# Do $e$ and $\pi$ satisfy a non-trivial diophantine equation?

Do there exist integers $a,b,c$ such that at least one of them is non-zero and $ae+b\pi = c$?

Please note that, I am only asking if e and $\pi$ can satisfy a non-trivial diophantine equation $ax + by = c$. I am not interested in any arbitrary polynomial relation between them. I think this is false. Any help is welcome!

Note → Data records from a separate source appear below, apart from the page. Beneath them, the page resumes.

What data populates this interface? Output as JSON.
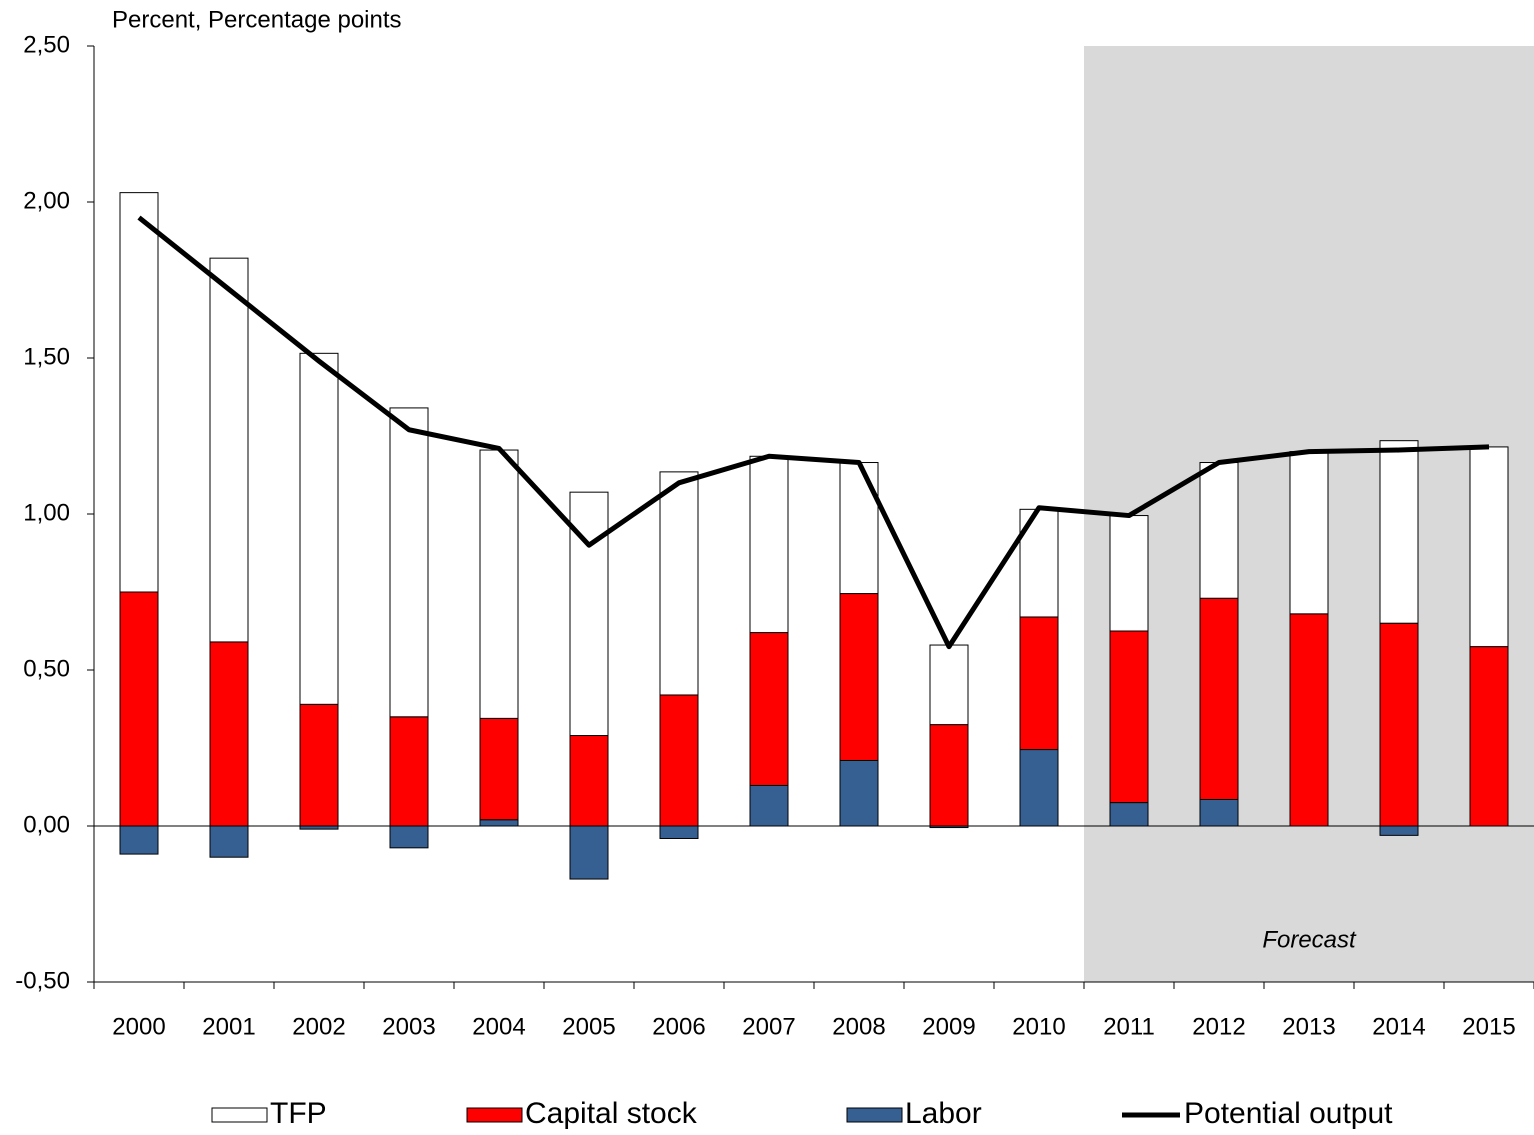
{
  "chart_data": {
    "type": "stacked_bar_line",
    "y_axis_label": "Percent, Percentage points",
    "categories": [
      "2000",
      "2001",
      "2002",
      "2003",
      "2004",
      "2005",
      "2006",
      "2007",
      "2008",
      "2009",
      "2010",
      "2011",
      "2012",
      "2013",
      "2014",
      "2015"
    ],
    "series": [
      {
        "name": "TFP",
        "color": "#ffffff",
        "kind": "bar",
        "values": [
          1.28,
          1.23,
          1.125,
          0.99,
          0.86,
          0.78,
          0.715,
          0.565,
          0.42,
          0.255,
          0.345,
          0.37,
          0.435,
          0.52,
          0.585,
          0.64
        ]
      },
      {
        "name": "Capital stock",
        "color": "#ff0000",
        "kind": "bar",
        "values": [
          0.75,
          0.59,
          0.39,
          0.35,
          0.325,
          0.29,
          0.42,
          0.49,
          0.535,
          0.325,
          0.425,
          0.55,
          0.645,
          0.68,
          0.65,
          0.575
        ]
      },
      {
        "name": "Labor",
        "color": "#376092",
        "kind": "bar",
        "values": [
          -0.09,
          -0.1,
          -0.01,
          -0.07,
          0.02,
          -0.17,
          -0.04,
          0.13,
          0.21,
          -0.005,
          0.245,
          0.075,
          0.085,
          0.0,
          -0.03,
          0.0
        ]
      },
      {
        "name": "Potential output",
        "color": "#000000",
        "kind": "line",
        "values": [
          1.95,
          1.72,
          1.49,
          1.27,
          1.21,
          0.9,
          1.1,
          1.185,
          1.165,
          0.575,
          1.02,
          0.995,
          1.165,
          1.2,
          1.205,
          1.215
        ]
      }
    ],
    "forecast_region": {
      "label": "Forecast",
      "from": "2011",
      "color": "#d9d9d9"
    },
    "ylim": [
      -0.5,
      2.5
    ],
    "yticks": [
      {
        "value": -0.5,
        "label": "-0,50"
      },
      {
        "value": 0,
        "label": "0,00"
      },
      {
        "value": 0.5,
        "label": "0,50"
      },
      {
        "value": 1,
        "label": "1,00"
      },
      {
        "value": 1.5,
        "label": "1,50"
      },
      {
        "value": 2,
        "label": "2,00"
      },
      {
        "value": 2.5,
        "label": "2,50"
      }
    ],
    "grid": false,
    "legend": "bottom"
  }
}
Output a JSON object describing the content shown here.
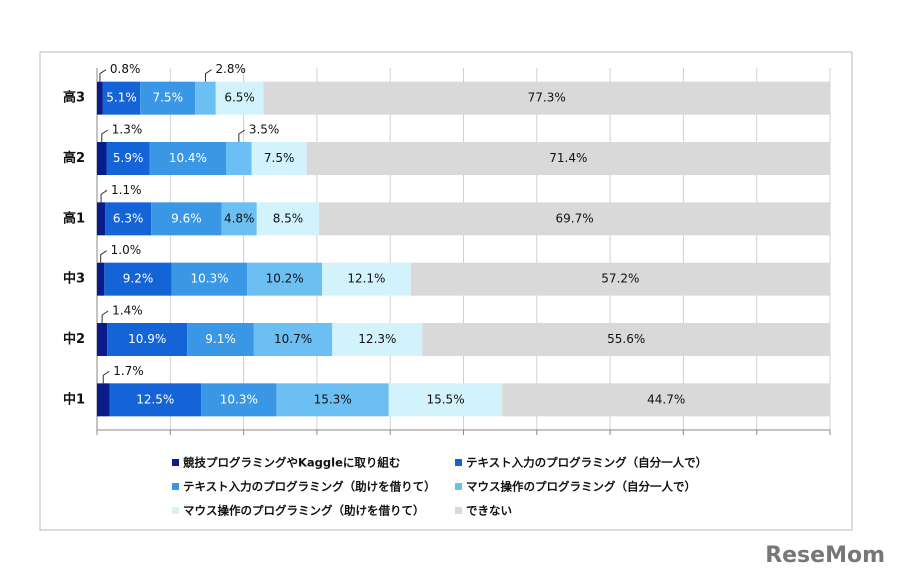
{
  "chart_data": {
    "type": "stacked-bar-horizontal",
    "categories": [
      "高3",
      "高2",
      "高1",
      "中3",
      "中2",
      "中1"
    ],
    "series": [
      {
        "name": "競技プログラミングやKaggleに取り組む",
        "color": "#0a1c8c",
        "values": [
          0.8,
          1.3,
          1.1,
          1.0,
          1.4,
          1.7
        ],
        "value_labels": [
          "0.8%",
          "1.3%",
          "1.1%",
          "1.0%",
          "1.4%",
          "1.7%"
        ]
      },
      {
        "name": "テキスト入力のプログラミング（自分一人で）",
        "color": "#1464d8",
        "values": [
          5.1,
          5.9,
          6.3,
          9.2,
          10.9,
          12.5
        ],
        "value_labels": [
          "5.1%",
          "5.9%",
          "6.3%",
          "9.2%",
          "10.9%",
          "12.5%"
        ]
      },
      {
        "name": "テキスト入力のプログラミング（助けを借りて）",
        "color": "#3a97e6",
        "values": [
          7.5,
          10.4,
          9.6,
          10.3,
          9.1,
          10.3
        ],
        "value_labels": [
          "7.5%",
          "10.4%",
          "9.6%",
          "10.3%",
          "9.1%",
          "10.3%"
        ]
      },
      {
        "name": "マウス操作のプログラミング（自分一人で）",
        "color": "#6cbff3",
        "values": [
          2.8,
          3.5,
          4.8,
          10.2,
          10.7,
          15.3
        ],
        "value_labels": [
          "2.8%",
          "3.5%",
          "4.8%",
          "10.2%",
          "10.7%",
          "15.3%"
        ]
      },
      {
        "name": "マウス操作のプログラミング（助けを借りて）",
        "color": "#d3f3fc",
        "values": [
          6.5,
          7.5,
          8.5,
          12.1,
          12.3,
          15.5
        ],
        "value_labels": [
          "6.5%",
          "7.5%",
          "8.5%",
          "12.1%",
          "12.3%",
          "15.5%"
        ]
      },
      {
        "name": "できない",
        "color": "#d9d9d9",
        "values": [
          77.3,
          71.4,
          69.7,
          57.2,
          55.6,
          44.7
        ],
        "value_labels": [
          "77.3%",
          "71.4%",
          "69.7%",
          "57.2%",
          "55.6%",
          "44.7%"
        ]
      }
    ],
    "xlim": [
      0,
      100
    ],
    "xticks": [
      0,
      10,
      20,
      30,
      40,
      50,
      60,
      70,
      80,
      90,
      100
    ],
    "grid": true
  },
  "logo": "ReseMom"
}
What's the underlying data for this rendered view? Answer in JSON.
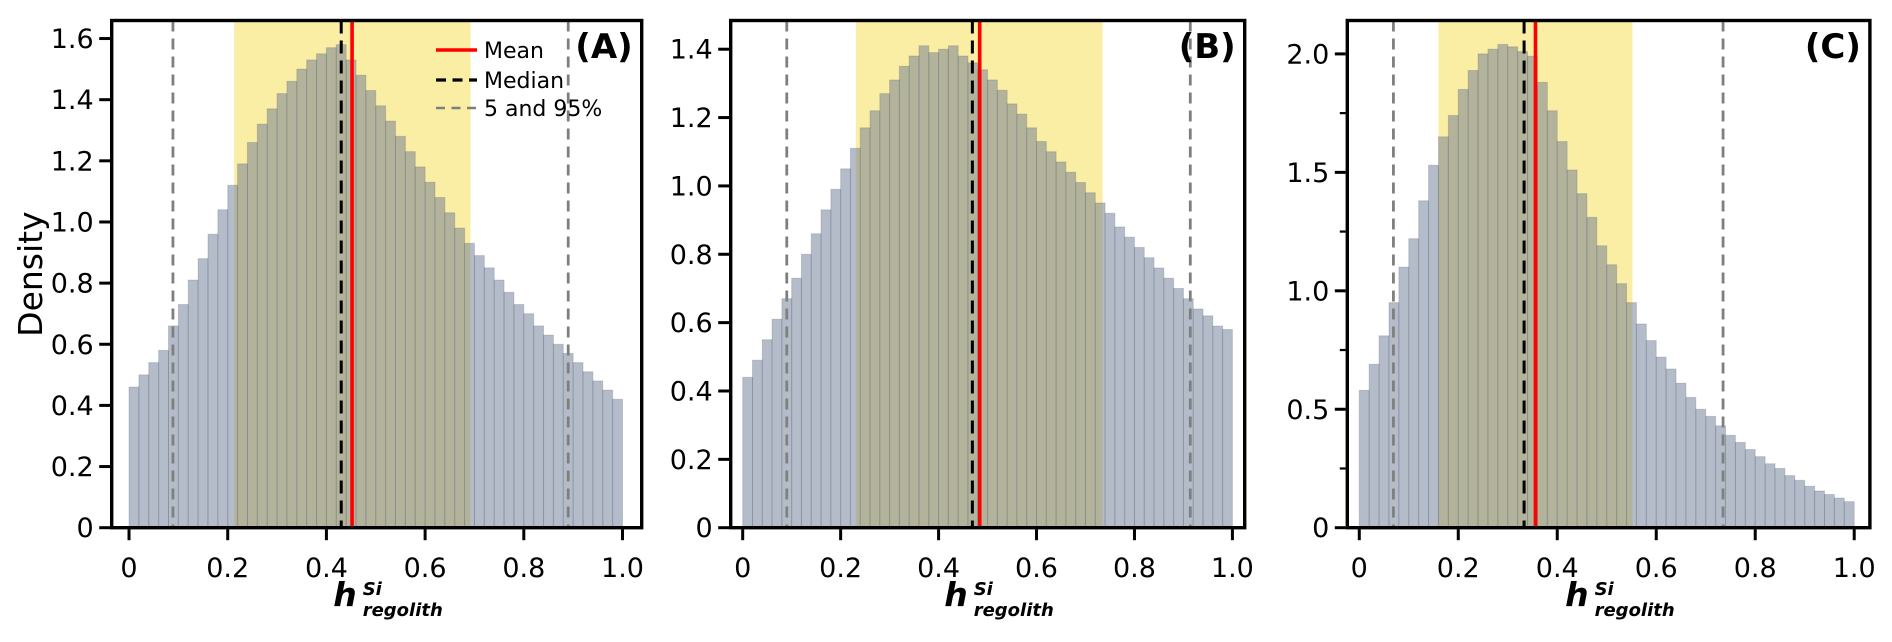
{
  "ylabel": "Density",
  "xlabel": {
    "base": "h",
    "superscript": "Si",
    "subscript": "regolith"
  },
  "legend": {
    "entries": [
      {
        "label": "Mean",
        "style": "solid-red"
      },
      {
        "label": "Median",
        "style": "dashed-black"
      },
      {
        "label": "5 and 95%",
        "style": "dashed-gray"
      }
    ]
  },
  "colors": {
    "bar_fill": "#6B7993",
    "bar_fill_alpha": 0.5,
    "bar_edge": "#465269",
    "band": "#FAEDA4",
    "mean": "#FF0000",
    "median": "#000000",
    "percentile": "#7F7F7F",
    "spine": "#000000"
  },
  "chart_data": [
    {
      "type": "bar",
      "id": "a",
      "panel_label": "(A)",
      "bin_start": 0,
      "bin_width": 0.02,
      "densities": [
        0.46,
        0.5,
        0.54,
        0.58,
        0.66,
        0.73,
        0.81,
        0.88,
        0.96,
        1.04,
        1.12,
        1.19,
        1.26,
        1.32,
        1.37,
        1.42,
        1.46,
        1.5,
        1.53,
        1.55,
        1.57,
        1.58,
        1.53,
        1.48,
        1.43,
        1.38,
        1.33,
        1.28,
        1.23,
        1.18,
        1.13,
        1.08,
        1.03,
        0.98,
        0.93,
        0.89,
        0.85,
        0.81,
        0.77,
        0.73,
        0.7,
        0.66,
        0.63,
        0.6,
        0.57,
        0.54,
        0.51,
        0.48,
        0.45,
        0.42
      ],
      "mean": 0.452,
      "median": 0.43,
      "p5": 0.089,
      "p95": 0.89,
      "band": [
        0.213,
        0.692
      ],
      "xlim": [
        -0.0351,
        1.0389
      ],
      "ylim": [
        0,
        1.659
      ],
      "yticks": [
        0,
        0.2,
        0.4,
        0.6,
        0.8,
        1.0,
        1.2,
        1.4,
        1.6
      ],
      "ytick_labels": [
        "0",
        "0.2",
        "0.4",
        "0.6",
        "0.8",
        "1.0",
        "1.2",
        "1.4",
        "1.6"
      ],
      "minor_yticks": [],
      "xticks": [
        0,
        0.2,
        0.4,
        0.6,
        0.8,
        1.0
      ],
      "xtick_labels": [
        "0",
        "0.2",
        "0.4",
        "0.6",
        "0.8",
        "1.0"
      ],
      "show_legend": true,
      "show_ylabel": true
    },
    {
      "type": "bar",
      "id": "b",
      "panel_label": "(B)",
      "bin_start": 0,
      "bin_width": 0.02,
      "densities": [
        0.44,
        0.49,
        0.55,
        0.61,
        0.67,
        0.73,
        0.8,
        0.86,
        0.93,
        0.99,
        1.05,
        1.11,
        1.17,
        1.22,
        1.27,
        1.31,
        1.35,
        1.38,
        1.41,
        1.39,
        1.4,
        1.41,
        1.38,
        1.36,
        1.34,
        1.31,
        1.28,
        1.24,
        1.21,
        1.17,
        1.13,
        1.1,
        1.07,
        1.04,
        1.01,
        0.98,
        0.95,
        0.92,
        0.88,
        0.85,
        0.82,
        0.79,
        0.76,
        0.73,
        0.7,
        0.67,
        0.64,
        0.62,
        0.59,
        0.58
      ],
      "mean": 0.484,
      "median": 0.469,
      "p5": 0.09,
      "p95": 0.914,
      "band": [
        0.231,
        0.735
      ],
      "xlim": [
        -0.0245,
        1.0251
      ],
      "ylim": [
        0,
        1.484
      ],
      "yticks": [
        0,
        0.2,
        0.4,
        0.6,
        0.8,
        1.0,
        1.2,
        1.4
      ],
      "ytick_labels": [
        "0",
        "0.2",
        "0.4",
        "0.6",
        "0.8",
        "1.0",
        "1.2",
        "1.4"
      ],
      "minor_yticks": [],
      "xticks": [
        0,
        0.2,
        0.4,
        0.6,
        0.8,
        1.0
      ],
      "xtick_labels": [
        "0",
        "0.2",
        "0.4",
        "0.6",
        "0.8",
        "1.0"
      ],
      "show_legend": false,
      "show_ylabel": false
    },
    {
      "type": "bar",
      "id": "c",
      "panel_label": "(C)",
      "bin_start": 0,
      "bin_width": 0.02,
      "densities": [
        0.58,
        0.69,
        0.81,
        0.95,
        1.1,
        1.22,
        1.38,
        1.53,
        1.65,
        1.74,
        1.85,
        1.93,
        2.0,
        2.02,
        2.04,
        2.03,
        2.01,
        1.99,
        1.88,
        1.76,
        1.63,
        1.51,
        1.41,
        1.31,
        1.19,
        1.11,
        1.03,
        0.95,
        0.86,
        0.79,
        0.72,
        0.67,
        0.61,
        0.55,
        0.5,
        0.47,
        0.43,
        0.39,
        0.36,
        0.33,
        0.3,
        0.27,
        0.25,
        0.22,
        0.2,
        0.175,
        0.155,
        0.14,
        0.125,
        0.11
      ],
      "mean": 0.356,
      "median": 0.333,
      "p5": 0.069,
      "p95": 0.735,
      "band": [
        0.16,
        0.552
      ],
      "xlim": [
        -0.0242,
        1.0317
      ],
      "ylim": [
        0,
        2.141
      ],
      "yticks": [
        0,
        0.5,
        1.0,
        1.5,
        2.0
      ],
      "ytick_labels": [
        "0",
        "0.5",
        "1.0",
        "1.5",
        "2.0"
      ],
      "minor_yticks": [
        0.25,
        0.75,
        1.25,
        1.75
      ],
      "xticks": [
        0,
        0.2,
        0.4,
        0.6,
        0.8,
        1.0
      ],
      "xtick_labels": [
        "0",
        "0.2",
        "0.4",
        "0.6",
        "0.8",
        "1.0"
      ],
      "show_legend": false,
      "show_ylabel": true
    }
  ]
}
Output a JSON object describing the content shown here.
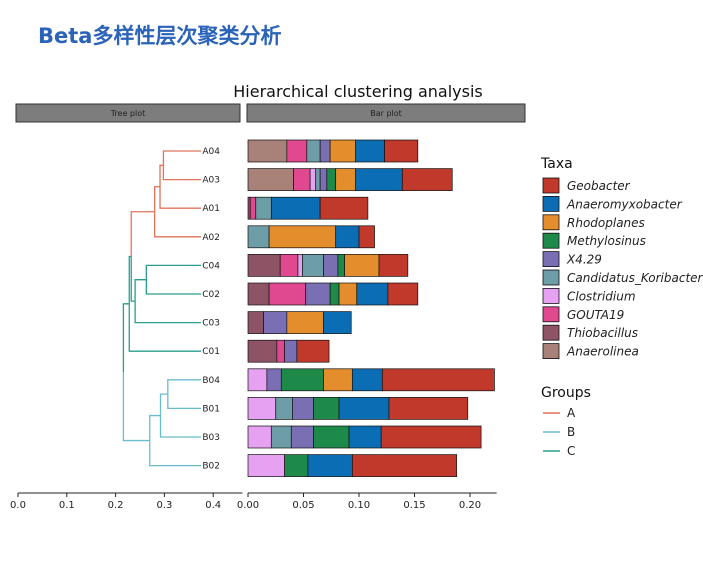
{
  "slide_title": "Beta多样性层次聚类分析",
  "chart_data": {
    "type": "bar",
    "title": "Hierarchical clustering analysis",
    "panels": {
      "tree": "Tree plot",
      "bar": "Bar plot"
    },
    "samples": [
      "A04",
      "A03",
      "A01",
      "A02",
      "C04",
      "C02",
      "C03",
      "C01",
      "B04",
      "B01",
      "B03",
      "B02"
    ],
    "stack_order": [
      "Anaerolinea",
      "Thiobacillus",
      "GOUTA19",
      "Clostridium",
      "Candidatus_Koribacter",
      "X4.29",
      "Methylosinus",
      "Rhodoplanes",
      "Anaeromyxobacter",
      "Geobacter"
    ],
    "legend_order": [
      "Geobacter",
      "Anaeromyxobacter",
      "Rhodoplanes",
      "Methylosinus",
      "X4.29",
      "Candidatus_Koribacter",
      "Clostridium",
      "GOUTA19",
      "Thiobacillus",
      "Anaerolinea"
    ],
    "colors": {
      "Geobacter": "#c0392b",
      "Anaeromyxobacter": "#0b6db3",
      "Rhodoplanes": "#e48d2c",
      "Methylosinus": "#1e8a4a",
      "X4.29": "#7a6fb3",
      "Candidatus_Koribacter": "#6d9da6",
      "Clostridium": "#e6a1f2",
      "GOUTA19": "#e0488f",
      "Thiobacillus": "#8e5466",
      "Anaerolinea": "#a88178"
    },
    "series": [
      {
        "name": "Anaerolinea",
        "values": [
          0.035,
          0.041,
          0,
          0,
          0,
          0,
          0,
          0,
          0,
          0,
          0,
          0
        ]
      },
      {
        "name": "Thiobacillus",
        "values": [
          0,
          0,
          0.002,
          0,
          0.029,
          0.019,
          0.014,
          0.026,
          0,
          0,
          0,
          0
        ]
      },
      {
        "name": "GOUTA19",
        "values": [
          0.018,
          0.015,
          0.005,
          0,
          0.016,
          0.033,
          0,
          0.007,
          0,
          0,
          0,
          0
        ]
      },
      {
        "name": "Clostridium",
        "values": [
          0,
          0.005,
          0,
          0,
          0.004,
          0,
          0,
          0,
          0.017,
          0.025,
          0.021,
          0.033
        ]
      },
      {
        "name": "Candidatus_Koribacter",
        "values": [
          0.012,
          0.004,
          0.014,
          0.019,
          0.019,
          0,
          0,
          0,
          0,
          0.015,
          0.018,
          0
        ]
      },
      {
        "name": "X4.29",
        "values": [
          0.009,
          0.006,
          0,
          0,
          0.013,
          0.022,
          0.021,
          0.011,
          0.013,
          0.019,
          0.02,
          0
        ]
      },
      {
        "name": "Methylosinus",
        "values": [
          0,
          0.008,
          0,
          0,
          0.006,
          0.008,
          0,
          0,
          0.038,
          0.023,
          0.032,
          0.021
        ]
      },
      {
        "name": "Rhodoplanes",
        "values": [
          0.023,
          0.018,
          0,
          0.06,
          0.031,
          0.016,
          0.033,
          0,
          0.026,
          0,
          0,
          0
        ]
      },
      {
        "name": "Anaeromyxobacter",
        "values": [
          0.026,
          0.042,
          0.044,
          0.021,
          0,
          0.028,
          0.025,
          0,
          0.027,
          0.045,
          0.029,
          0.04
        ]
      },
      {
        "name": "Geobacter",
        "values": [
          0.03,
          0.045,
          0.043,
          0.014,
          0.026,
          0.027,
          0,
          0.029,
          0.101,
          0.071,
          0.09,
          0.094
        ]
      }
    ],
    "bar_axis": {
      "ticks": [
        "0.00",
        "0.05",
        "0.10",
        "0.15",
        "0.20"
      ],
      "tick_values": [
        0,
        0.05,
        0.1,
        0.15,
        0.2
      ],
      "range": [
        0,
        0.224
      ]
    },
    "tree_axis": {
      "ticks": [
        "0.0",
        "0.1",
        "0.2",
        "0.3",
        "0.4"
      ],
      "tick_values": [
        0,
        0.1,
        0.2,
        0.3,
        0.4
      ],
      "range": [
        0,
        0.46
      ]
    },
    "tree": {
      "leaf_tip": 0.375,
      "nodes": {
        "n_A03A04": {
          "h": 0.298,
          "children": [
            "A04",
            "A03"
          ],
          "group": "A"
        },
        "n_A01": {
          "h": 0.291,
          "children": [
            "n_A03A04",
            "A01"
          ],
          "group": "A"
        },
        "n_A02": {
          "h": 0.28,
          "children": [
            "n_A01",
            "A02"
          ],
          "group": "A"
        },
        "n_C02C04": {
          "h": 0.263,
          "children": [
            "C04",
            "C02"
          ],
          "group": "C"
        },
        "n_C03": {
          "h": 0.24,
          "children": [
            "n_C02C04",
            "C03"
          ],
          "group": "C"
        },
        "n_CA": {
          "h": 0.232,
          "children": [
            "n_A02",
            "n_C03"
          ],
          "group": "C"
        },
        "n_C01": {
          "h": 0.228,
          "children": [
            "n_CA",
            "C01"
          ],
          "group": "C"
        },
        "n_B01B04": {
          "h": 0.307,
          "children": [
            "B04",
            "B01"
          ],
          "group": "B"
        },
        "n_B03": {
          "h": 0.292,
          "children": [
            "n_B01B04",
            "B03"
          ],
          "group": "B"
        },
        "n_B02": {
          "h": 0.27,
          "children": [
            "n_B03",
            "B02"
          ],
          "group": "B"
        },
        "root": {
          "h": 0.216,
          "children": [
            "n_C01",
            "n_B02"
          ],
          "group": "B"
        }
      },
      "root": "root",
      "leaf_groups": {
        "A04": "A",
        "A03": "A",
        "A01": "A",
        "A02": "A",
        "C04": "C",
        "C02": "C",
        "C03": "C",
        "C01": "C",
        "B04": "B",
        "B01": "B",
        "B03": "B",
        "B02": "B"
      }
    },
    "legend_taxa_title": "Taxa",
    "legend_groups_title": "Groups",
    "groups": [
      "A",
      "B",
      "C"
    ],
    "group_colors": {
      "A": "#e0735a",
      "B": "#69bcd0",
      "C": "#2a9d8f"
    }
  }
}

If no such integers $a, b, c$ exist, then in particular there are no $a, b, c \in \mathbb{Z}$ with $a = b$ such that $a e + b \pi = c$ so

$$e + \pi \not= \frac{c}{a}$$

for all $a, c \in \mathbb{Z}$. Thus, $e + \pi$ is irrational. According to #22 in the list of open problems linked from this answer, it is not known if $e + \pi$ is irrational, so this would resolve an open problem.

On the other hand, if there exist $a, b, c \in \mathbb{Z}$ (not all zero) such that $a e + b \pi = c$, then since $e$ and $\pi$ are irrational, both $a, b \not= 0$. Then

$$\frac{e}{\pi} = \frac{c}{a \pi} - \frac{b}{a}$$

Since the reciprocal of a transcendental number is transcendental, $\frac{1}{\pi}$ is transcendental. If $c \not= 0$, this implies that $\frac{e}{\pi}$ is transcendental. If $c = 0$, then $\frac{e}{\pi}$ is rational and, therefore, is not transcendental. Determining if $\frac{e}{\pi}$ is transcendental an open problem (by the reference above) which we resolve one way or the other depending on whether or not $c = 0$.

There is also another argument which shows that if there exist $a, b, c \in \mathbb{Z}$ (not all zero) such that $a e + b \pi = c$, then $e \pi$ is transcendental. Consider the quadratic polynomial

$$(x-ae)(x-b\pi) = x^2 - (ae+b\pi)x + (ae)(b\pi)$$

Since its roots $ae$ and $b\pi$ are transcendental, the coefficents $ae+b\pi$ and $(ae)(b\pi)$ cannot both be algebraic. Thus, if $ae + b\pi$ is an integer (and hence algebraic), then $e\pi$ is transcendental. Determining if $e\pi$ is transcendental is also open, so this resolves yet another open problem.

Thus, either the existence or non-existence of the described diophantine relation would resolve an open problem.

Thanks to @hardmath for making comments and edits that greatly improved this answer.